Location: Animal Diseases Research
Title: Silencing of a putative immunophilin gene in the cattle tick Rhipicephalus (Boophilus) microplus increases the infection rate of Babesia bovis in larval progeny Authors
Submitted to: BioMed Central (BMC) Parasites and Vectors
Publication Type: Peer Reviewed Journal
Publication Acceptance Date: November 20, 2009
Publication Date: November 20, 2009
Repository URL: http://ddr.nal.usda.gov/dspace/bitstream/10113/40146/1/IND44347491.pdf
Citation: Bastos, R., Ueti, M.W., Guerrero, F., Knowles Jr, D.P., Scoles, G.A. 2009. Silencing of a putative immunophilin gene in the cattle tick Rhipicephalus (Boophilus) microplus increases the infection rate of Babesia bovis in larval progeny. BioMed Central (BMC) Vectors and Parasites. 2(1):57. Interpretive Summary: The cattle tick Rhipicephalus (Boophilus) microplus is involved in the transmission of the protozoan parasite that causes cattle tick fever, also known as bovine babesiosis. The ticks transmit the parasite transovarially; after feeding on an infected bovine host, female ticks produce infected offspring that transmit the parasite to the subsequent host. Very little is known about how the parasite interacts with its tick vector. Studies of tick genes that affect protozoan infection and the ability of the tick to feed and reproduce can help us to develop a better understanding of this interaction.
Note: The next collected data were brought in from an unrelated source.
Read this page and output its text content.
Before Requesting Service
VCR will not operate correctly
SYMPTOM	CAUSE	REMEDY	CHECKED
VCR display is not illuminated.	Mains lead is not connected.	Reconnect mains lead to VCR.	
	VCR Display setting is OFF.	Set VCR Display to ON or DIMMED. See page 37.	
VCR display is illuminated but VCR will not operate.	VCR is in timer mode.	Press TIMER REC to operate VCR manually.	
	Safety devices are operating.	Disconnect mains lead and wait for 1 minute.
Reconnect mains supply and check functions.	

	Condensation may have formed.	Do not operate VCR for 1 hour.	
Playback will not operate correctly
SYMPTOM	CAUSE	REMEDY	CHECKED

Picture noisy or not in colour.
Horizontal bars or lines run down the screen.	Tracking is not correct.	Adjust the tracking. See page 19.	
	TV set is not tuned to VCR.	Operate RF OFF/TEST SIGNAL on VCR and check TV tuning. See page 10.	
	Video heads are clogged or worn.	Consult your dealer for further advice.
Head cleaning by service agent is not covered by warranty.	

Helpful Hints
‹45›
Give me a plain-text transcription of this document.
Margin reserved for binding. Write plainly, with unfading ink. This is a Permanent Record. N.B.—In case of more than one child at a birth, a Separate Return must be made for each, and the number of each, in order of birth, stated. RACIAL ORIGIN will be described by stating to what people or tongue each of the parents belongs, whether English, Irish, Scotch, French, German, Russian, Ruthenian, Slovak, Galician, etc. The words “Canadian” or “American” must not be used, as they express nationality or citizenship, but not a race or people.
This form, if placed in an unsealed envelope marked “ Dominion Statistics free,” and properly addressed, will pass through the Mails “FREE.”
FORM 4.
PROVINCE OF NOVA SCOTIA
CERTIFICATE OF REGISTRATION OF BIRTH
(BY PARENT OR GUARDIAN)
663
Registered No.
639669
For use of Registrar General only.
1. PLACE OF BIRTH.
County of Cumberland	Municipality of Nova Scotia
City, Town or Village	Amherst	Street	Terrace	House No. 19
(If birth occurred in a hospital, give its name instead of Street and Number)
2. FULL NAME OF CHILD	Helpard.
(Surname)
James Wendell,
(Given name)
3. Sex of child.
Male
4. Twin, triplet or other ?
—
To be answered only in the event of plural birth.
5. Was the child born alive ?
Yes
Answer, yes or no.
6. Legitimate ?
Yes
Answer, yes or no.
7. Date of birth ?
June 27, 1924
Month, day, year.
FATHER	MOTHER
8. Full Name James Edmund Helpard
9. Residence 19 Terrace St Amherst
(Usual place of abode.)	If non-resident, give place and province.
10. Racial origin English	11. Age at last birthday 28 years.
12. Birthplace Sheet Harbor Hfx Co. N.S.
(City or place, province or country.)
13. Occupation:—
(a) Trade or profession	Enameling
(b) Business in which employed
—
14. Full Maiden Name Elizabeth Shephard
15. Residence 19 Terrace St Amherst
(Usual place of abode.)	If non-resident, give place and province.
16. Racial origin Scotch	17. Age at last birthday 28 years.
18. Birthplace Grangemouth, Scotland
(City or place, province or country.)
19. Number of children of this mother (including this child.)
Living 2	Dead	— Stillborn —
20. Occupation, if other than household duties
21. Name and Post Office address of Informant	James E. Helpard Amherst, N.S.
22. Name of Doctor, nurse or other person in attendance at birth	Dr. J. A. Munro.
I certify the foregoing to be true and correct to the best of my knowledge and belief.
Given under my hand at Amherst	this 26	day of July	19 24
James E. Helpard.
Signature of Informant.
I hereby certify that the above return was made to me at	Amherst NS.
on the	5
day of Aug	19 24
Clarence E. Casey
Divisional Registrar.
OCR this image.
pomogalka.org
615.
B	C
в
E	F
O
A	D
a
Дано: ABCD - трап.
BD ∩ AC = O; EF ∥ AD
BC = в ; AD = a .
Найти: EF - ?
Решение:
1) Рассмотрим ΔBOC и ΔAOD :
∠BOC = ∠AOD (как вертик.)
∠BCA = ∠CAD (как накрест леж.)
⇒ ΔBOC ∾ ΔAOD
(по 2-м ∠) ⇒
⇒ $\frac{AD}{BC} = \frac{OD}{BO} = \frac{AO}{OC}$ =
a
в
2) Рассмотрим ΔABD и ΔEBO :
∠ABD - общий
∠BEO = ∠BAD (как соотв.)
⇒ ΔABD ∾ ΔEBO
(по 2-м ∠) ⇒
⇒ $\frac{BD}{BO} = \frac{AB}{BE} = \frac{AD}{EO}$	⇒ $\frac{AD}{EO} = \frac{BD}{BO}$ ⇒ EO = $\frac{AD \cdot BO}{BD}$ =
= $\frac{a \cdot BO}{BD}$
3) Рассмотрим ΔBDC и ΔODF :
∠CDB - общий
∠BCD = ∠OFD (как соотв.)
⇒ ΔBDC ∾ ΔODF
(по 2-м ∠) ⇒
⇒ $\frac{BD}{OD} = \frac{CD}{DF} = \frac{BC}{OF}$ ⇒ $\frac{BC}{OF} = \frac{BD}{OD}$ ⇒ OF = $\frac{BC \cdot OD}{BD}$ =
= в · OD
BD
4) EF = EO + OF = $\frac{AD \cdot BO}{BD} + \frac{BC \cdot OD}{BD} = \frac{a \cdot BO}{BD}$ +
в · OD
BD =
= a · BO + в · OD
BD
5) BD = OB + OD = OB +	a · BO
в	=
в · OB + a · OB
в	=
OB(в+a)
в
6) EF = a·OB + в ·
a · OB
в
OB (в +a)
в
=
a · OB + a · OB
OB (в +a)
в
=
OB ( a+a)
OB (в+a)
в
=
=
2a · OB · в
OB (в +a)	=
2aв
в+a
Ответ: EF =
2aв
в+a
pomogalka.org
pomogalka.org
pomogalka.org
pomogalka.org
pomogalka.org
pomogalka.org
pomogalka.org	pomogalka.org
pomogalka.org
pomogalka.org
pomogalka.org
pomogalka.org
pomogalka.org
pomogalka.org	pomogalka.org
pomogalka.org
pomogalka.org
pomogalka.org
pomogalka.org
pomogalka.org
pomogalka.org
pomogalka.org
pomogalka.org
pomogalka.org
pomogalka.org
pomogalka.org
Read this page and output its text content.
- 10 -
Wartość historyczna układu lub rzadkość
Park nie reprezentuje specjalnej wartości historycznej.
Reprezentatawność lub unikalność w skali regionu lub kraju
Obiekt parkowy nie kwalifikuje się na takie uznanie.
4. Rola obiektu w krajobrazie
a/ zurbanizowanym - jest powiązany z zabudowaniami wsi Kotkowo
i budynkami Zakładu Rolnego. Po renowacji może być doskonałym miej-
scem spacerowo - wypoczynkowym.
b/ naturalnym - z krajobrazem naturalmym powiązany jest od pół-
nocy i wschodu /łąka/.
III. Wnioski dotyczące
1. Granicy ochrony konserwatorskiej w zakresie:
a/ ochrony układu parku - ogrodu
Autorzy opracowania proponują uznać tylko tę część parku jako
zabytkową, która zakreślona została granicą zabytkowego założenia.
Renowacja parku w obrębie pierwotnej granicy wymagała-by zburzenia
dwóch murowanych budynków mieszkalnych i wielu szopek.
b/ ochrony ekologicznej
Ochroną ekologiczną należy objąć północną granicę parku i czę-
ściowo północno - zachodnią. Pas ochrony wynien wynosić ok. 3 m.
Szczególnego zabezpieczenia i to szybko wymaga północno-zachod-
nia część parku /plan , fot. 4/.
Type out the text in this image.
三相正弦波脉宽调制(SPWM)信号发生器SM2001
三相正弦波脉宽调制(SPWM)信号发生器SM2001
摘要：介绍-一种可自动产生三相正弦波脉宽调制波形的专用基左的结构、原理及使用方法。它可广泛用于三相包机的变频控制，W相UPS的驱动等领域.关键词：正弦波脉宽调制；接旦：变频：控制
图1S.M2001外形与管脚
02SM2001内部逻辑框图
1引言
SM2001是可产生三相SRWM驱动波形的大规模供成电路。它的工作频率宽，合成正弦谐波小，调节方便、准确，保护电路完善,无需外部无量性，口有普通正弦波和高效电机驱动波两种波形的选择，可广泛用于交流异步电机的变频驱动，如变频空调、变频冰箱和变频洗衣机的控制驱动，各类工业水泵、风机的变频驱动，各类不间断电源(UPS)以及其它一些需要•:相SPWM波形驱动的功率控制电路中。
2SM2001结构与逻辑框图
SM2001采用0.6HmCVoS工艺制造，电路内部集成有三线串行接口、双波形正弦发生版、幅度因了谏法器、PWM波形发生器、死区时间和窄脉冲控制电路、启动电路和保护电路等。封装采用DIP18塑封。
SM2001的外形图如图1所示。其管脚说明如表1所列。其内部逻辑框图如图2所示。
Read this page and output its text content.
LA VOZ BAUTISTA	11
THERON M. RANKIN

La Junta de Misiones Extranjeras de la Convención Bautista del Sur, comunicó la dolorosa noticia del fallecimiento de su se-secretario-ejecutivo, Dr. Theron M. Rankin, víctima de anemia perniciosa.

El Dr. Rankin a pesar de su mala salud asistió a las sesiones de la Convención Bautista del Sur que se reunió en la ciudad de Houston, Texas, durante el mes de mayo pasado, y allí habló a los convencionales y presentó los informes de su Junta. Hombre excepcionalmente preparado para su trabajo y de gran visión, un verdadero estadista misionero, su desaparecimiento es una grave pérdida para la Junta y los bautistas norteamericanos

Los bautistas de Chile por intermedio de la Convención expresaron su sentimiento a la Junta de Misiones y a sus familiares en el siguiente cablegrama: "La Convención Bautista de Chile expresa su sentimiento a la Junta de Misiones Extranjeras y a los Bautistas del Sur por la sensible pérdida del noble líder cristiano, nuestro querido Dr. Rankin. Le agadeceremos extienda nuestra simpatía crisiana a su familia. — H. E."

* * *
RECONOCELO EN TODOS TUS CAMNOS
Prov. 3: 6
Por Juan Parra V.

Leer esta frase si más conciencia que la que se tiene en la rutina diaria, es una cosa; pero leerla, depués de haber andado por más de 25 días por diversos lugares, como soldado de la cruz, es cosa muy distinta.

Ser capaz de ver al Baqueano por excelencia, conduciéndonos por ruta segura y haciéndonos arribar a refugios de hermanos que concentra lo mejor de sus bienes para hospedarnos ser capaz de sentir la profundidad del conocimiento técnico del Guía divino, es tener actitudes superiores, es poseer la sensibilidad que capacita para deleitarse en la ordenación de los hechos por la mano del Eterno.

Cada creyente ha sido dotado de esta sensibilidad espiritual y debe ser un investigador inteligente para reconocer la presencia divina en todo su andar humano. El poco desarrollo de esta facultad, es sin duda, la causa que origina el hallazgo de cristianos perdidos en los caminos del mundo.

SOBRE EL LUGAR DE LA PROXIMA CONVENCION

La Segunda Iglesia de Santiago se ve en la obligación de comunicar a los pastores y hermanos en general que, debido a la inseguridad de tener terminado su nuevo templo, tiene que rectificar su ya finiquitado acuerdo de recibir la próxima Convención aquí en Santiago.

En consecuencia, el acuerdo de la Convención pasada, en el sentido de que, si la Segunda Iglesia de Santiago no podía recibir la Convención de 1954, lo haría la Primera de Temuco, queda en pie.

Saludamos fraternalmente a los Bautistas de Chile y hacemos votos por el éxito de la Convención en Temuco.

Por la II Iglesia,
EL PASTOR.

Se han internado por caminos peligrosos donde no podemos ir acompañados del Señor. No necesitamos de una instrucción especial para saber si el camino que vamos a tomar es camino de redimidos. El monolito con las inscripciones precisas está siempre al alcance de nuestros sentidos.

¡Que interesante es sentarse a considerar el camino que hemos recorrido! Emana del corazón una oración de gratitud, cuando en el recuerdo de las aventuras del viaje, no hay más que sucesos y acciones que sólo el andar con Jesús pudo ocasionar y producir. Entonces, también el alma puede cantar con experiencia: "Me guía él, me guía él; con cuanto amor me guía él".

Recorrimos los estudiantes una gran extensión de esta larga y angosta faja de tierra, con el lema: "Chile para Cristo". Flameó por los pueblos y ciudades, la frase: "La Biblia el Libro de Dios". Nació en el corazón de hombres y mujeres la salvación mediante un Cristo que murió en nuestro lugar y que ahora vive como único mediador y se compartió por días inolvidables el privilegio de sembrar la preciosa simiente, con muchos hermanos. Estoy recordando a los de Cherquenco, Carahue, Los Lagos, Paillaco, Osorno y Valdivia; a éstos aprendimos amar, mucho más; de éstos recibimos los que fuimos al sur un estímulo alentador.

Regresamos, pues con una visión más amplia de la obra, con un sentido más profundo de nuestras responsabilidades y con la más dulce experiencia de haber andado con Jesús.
In this study we used a molecular technique called RNA interference to silence the expression of selected tick genes that had been previously shown to increase their expression in response to tick infection. The silencing of two genes (Spi and Lpc) decreased the ability of the tick to feed and reproduce, but had no significant effect on infection of the larval progeny. However, silencing of another gene (Imnp) decreased the hatching rate and survival of the larval progeny. In a previous study, expression of Imnp increased in response to infection; in this experiment silencing this gene increased the number of larval progeny that were infected. Suggesting that this gene may be involved in the ability of the tick to resist infection with the parasite, thus playing a role in controlling the protozoan infection in tick ovaries and larvae progeny. It is hoped that this type of information will lead to new ways of controlling ticks and the parasites they transmit.
Technical Abstract: Background: The cattle tick Rhipicephalus (Boophilus) microplus is involved in the transmission of the protozoan Babesia bovis, the etiological agent of bovine babesiosis. Interactions between ticks and protozoa are poorly understood and the investigation of tick genes that affect tick fitness and protozoan infection can set the stage for dissecting the molecular interactions between the two species. Results: In this study, RNA interference was used to silence R. microplus genes that had been previously shown to be up-regulated in response to B. bovis infection. The silencing of a putative immunophilin gene (Imnp) in female ticks fed on a calf acutely infected with B. bovis decreased the hatching rate and survival of larval progeny. Interestingly, Imnp was up-regulated significantly in ovaries of R. microplus in response to B. bovis infection and its silencing in female ticks significantly increased the infection rate of the protozoan in larval progeny. The results also showed that the silencing of a putative Kunitz-type serine protease inhibitor (Spi) gene and a putative lipocalin (Lpc) gene decreased the fitness of R. microplus females, but had no significant effect on the infection rate of B. bovis in larval progeny. Conclusion: The silencing of the Imnp, Spi or Lpc genes decreased the fitness of R. microplus females fed on a calf during acute B. bovis infection. The Imnp gene data suggest that this putative immunophilin gene is involved in the defense system of R. microplus against B. bovis and may play a role in controlling the protozoan infection in tick ovaries and larvae progeny.